Mandragora mangiata al posto della borragine, due donne avvelenate in Sicilia (Foto d’archivio Ansa)

ROMA – Hanno mangiato mandragora scambiandola per borragine, per questo madre e figlia di 72 anni e 56 anni sono ricoverate in gravi condizioni negli ospedali Buccheri La Ferla e Villa Sofia di Palermo. Le due avevano acquistato la pianta da un venditore ambulante a Cefalù, che ora è ricercato dai carabinieri per capire se fosse consapevole dei rischi cui andava incontro chi avesse acquistato da lui quelle piante. Madre e figlia si sono presentate in ospedale con i classici sintomi dell’avvelenamento: confusione mentale, vertigini, nausea, diarrea e malessere generale. Sono salve grazie al coordinamento scattato tra 118 e polizia stradale di Buonfornello.
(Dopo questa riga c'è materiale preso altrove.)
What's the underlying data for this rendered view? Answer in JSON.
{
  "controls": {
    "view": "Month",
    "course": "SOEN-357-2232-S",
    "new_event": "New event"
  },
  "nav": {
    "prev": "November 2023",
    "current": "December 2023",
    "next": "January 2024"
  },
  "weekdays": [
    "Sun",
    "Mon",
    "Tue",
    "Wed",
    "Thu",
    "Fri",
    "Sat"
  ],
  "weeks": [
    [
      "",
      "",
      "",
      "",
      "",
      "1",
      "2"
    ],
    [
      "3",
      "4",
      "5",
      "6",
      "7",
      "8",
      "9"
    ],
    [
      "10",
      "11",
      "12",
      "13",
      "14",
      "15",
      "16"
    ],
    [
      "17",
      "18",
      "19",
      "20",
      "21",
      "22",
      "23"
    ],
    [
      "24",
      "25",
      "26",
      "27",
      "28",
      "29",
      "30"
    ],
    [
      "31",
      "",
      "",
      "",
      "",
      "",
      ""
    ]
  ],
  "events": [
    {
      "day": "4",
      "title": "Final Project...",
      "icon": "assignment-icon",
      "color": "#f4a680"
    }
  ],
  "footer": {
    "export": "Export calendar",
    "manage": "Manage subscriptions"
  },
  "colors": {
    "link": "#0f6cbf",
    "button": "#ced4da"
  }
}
Il centro antiveleni di Pavia, dopo una ricerca nel database, ha segnalato che l’ospedale di Cefalù aveva le fiale con l’antidoto. Un’auto della polizia stradale è andata a prenderle e le ha portate dai medici del 118. I sanitari le hanno consegnate agli ospedali in cui le due donne nel frattempo erano arrivate.
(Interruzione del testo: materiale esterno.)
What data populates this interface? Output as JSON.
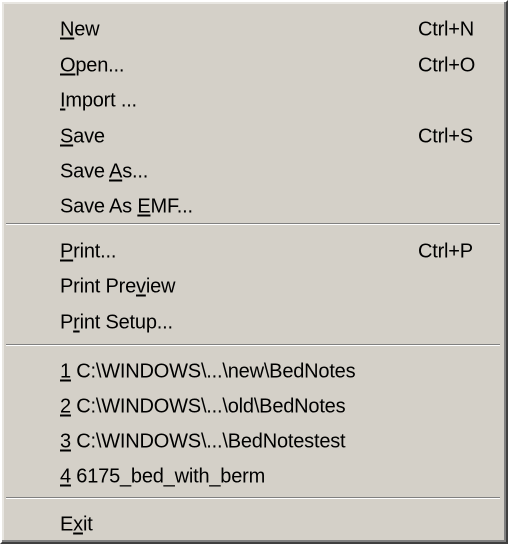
{
  "menu": {
    "groups": [
      {
        "items": [
          {
            "pre": "",
            "key": "N",
            "post": "ew",
            "shortcut": "Ctrl+N"
          },
          {
            "pre": "",
            "key": "O",
            "post": "pen...",
            "shortcut": "Ctrl+O"
          },
          {
            "pre": "",
            "key": "I",
            "post": "mport ...",
            "shortcut": ""
          },
          {
            "pre": "",
            "key": "S",
            "post": "ave",
            "shortcut": "Ctrl+S"
          },
          {
            "pre": "Save ",
            "key": "A",
            "post": "s...",
            "shortcut": ""
          },
          {
            "pre": "Save As ",
            "key": "E",
            "post": "MF...",
            "shortcut": ""
          }
        ]
      },
      {
        "items": [
          {
            "pre": "",
            "key": "P",
            "post": "rint...",
            "shortcut": "Ctrl+P"
          },
          {
            "pre": "Print Pre",
            "key": "v",
            "post": "iew",
            "shortcut": ""
          },
          {
            "pre": "P",
            "key": "r",
            "post": "int Setup...",
            "shortcut": ""
          }
        ]
      },
      {
        "items": [
          {
            "pre": "",
            "key": "1",
            "post": " C:\\WINDOWS\\...\\new\\BedNotes",
            "shortcut": ""
          },
          {
            "pre": "",
            "key": "2",
            "post": " C:\\WINDOWS\\...\\old\\BedNotes",
            "shortcut": ""
          },
          {
            "pre": "",
            "key": "3",
            "post": " C:\\WINDOWS\\...\\BedNotestest",
            "shortcut": ""
          },
          {
            "pre": "",
            "key": "4",
            "post": " 6175_bed_with_berm",
            "shortcut": ""
          }
        ]
      },
      {
        "items": [
          {
            "pre": "E",
            "key": "x",
            "post": "it",
            "shortcut": ""
          }
        ]
      }
    ]
  }
}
“In seguito all’ingestione di mandragora occorre somministrare un antidoto specifico – spiega il medico Marco Palmeri della centrale operativa del 118 che ha coordinato l’intervento, citato da Repubblica Palermo – la fisostigmina. Grazie al centro antiveleni di Pavia siamo riusciti a trovare le fiale a Cefalù. Potrebbero esserci altri casi di avvelenamento”. (Fonti: Ansa e La Repubblica).